「宮本さんはエレファントカシマシを結成する前は、歌謡曲で育ち、自身の青春だと公言しています。ちなみに実質的なデビュー曲は、児童合唱団に所属していた10歳の時に発表したNHKの音楽番組『みんなのうた』で放送された『はじめての僕デス』というシングルです。
破天荒で荒々しいボーカリストのイメージが強いかもしれませんが、そもそも歌手としての基礎力をきちんと持ったボーカリストなのです。
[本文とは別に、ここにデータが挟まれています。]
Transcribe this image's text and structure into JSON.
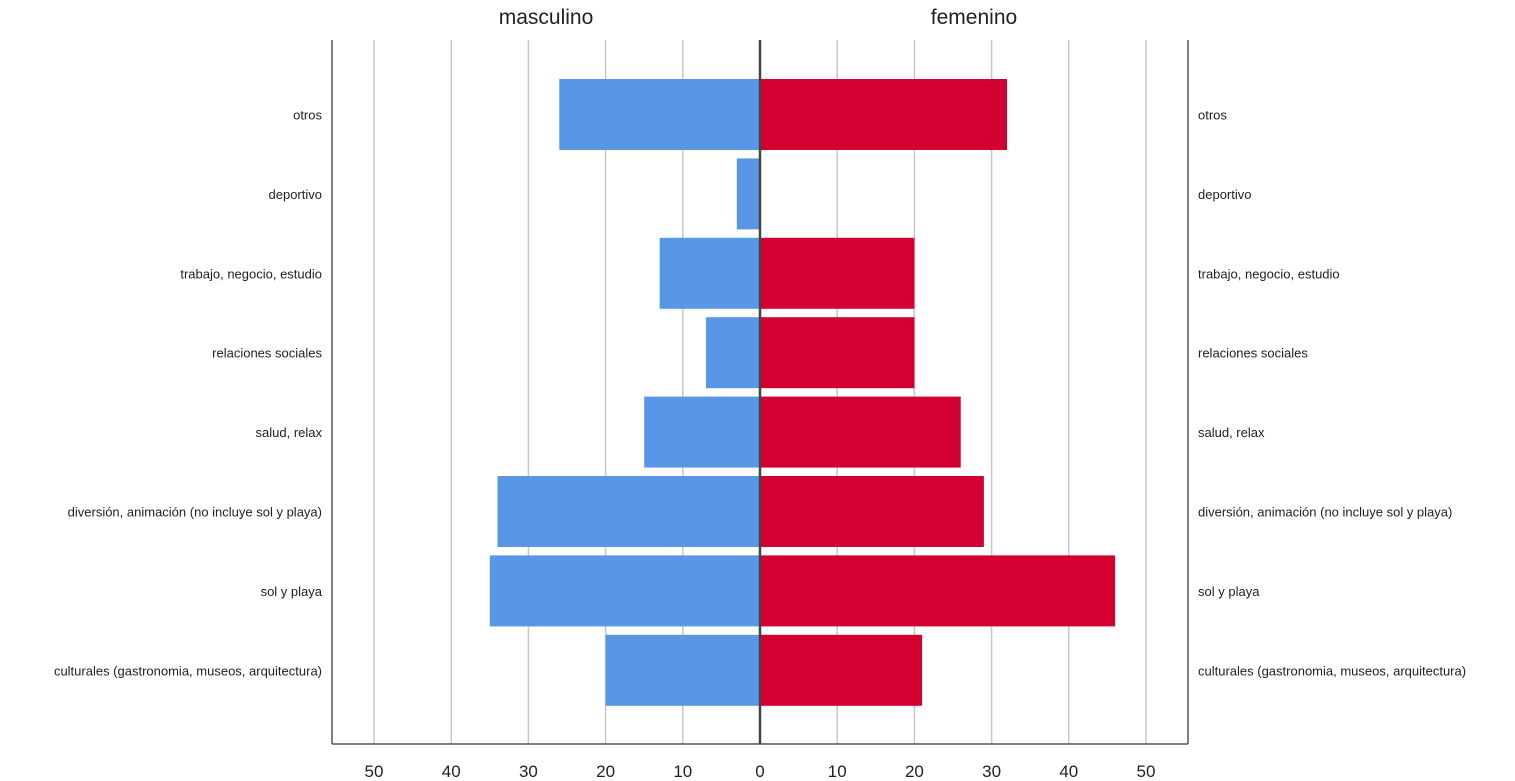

カバー曲に関しても、エレファントカシマシとしてリリースした松任谷由実の『翳りゆく部屋』のカバーはとても人気が高く、ライブでも頻繁に演奏してきています」
さらに小松氏は、今年3月に発表した初のソロアルバム『宮本、独歩』の制作経験も、今回のカバーアルバムに生かされていると指摘する。
「2020年にリリースした初のソロアルバム『宮本、独歩』は、椎名林檎さんや横山健さんや東京スカパラダイスオーケストラといったアーティストとコラボレーションし、パンクやラップやダンスミュージックといったこれまでにない音楽性も大胆に取り入れたアルバムで、それによって宮本さんの歌い手としての力量はさらに進化したと思います。
そんな素晴らしく歌心のある歌い手が歌謡曲の名曲を歌い、またそれを、歌心を際立たせる一級のアレンジ力を持つ小林武史さんや蔦谷好位置さん等が手掛けるという、名タッグによって作られたカバーアルバムが『ROMANCE』なのだと思います」(小松氏)
『ROMANCE』はコロナ禍で自粛生活を余儀なくされるなか、自身の内面と向き合った宮本が孤独な制作現場で歌に取り組んだことがきっかけで生まれたカバー集でもあるという。つまりリスナーを感動させるために歌っているのではなく、ひとえに自らの人生と音楽に向き合ったことが、結果的に心を揺さぶるような“おんな唄”へと結実したということなのかもしれない。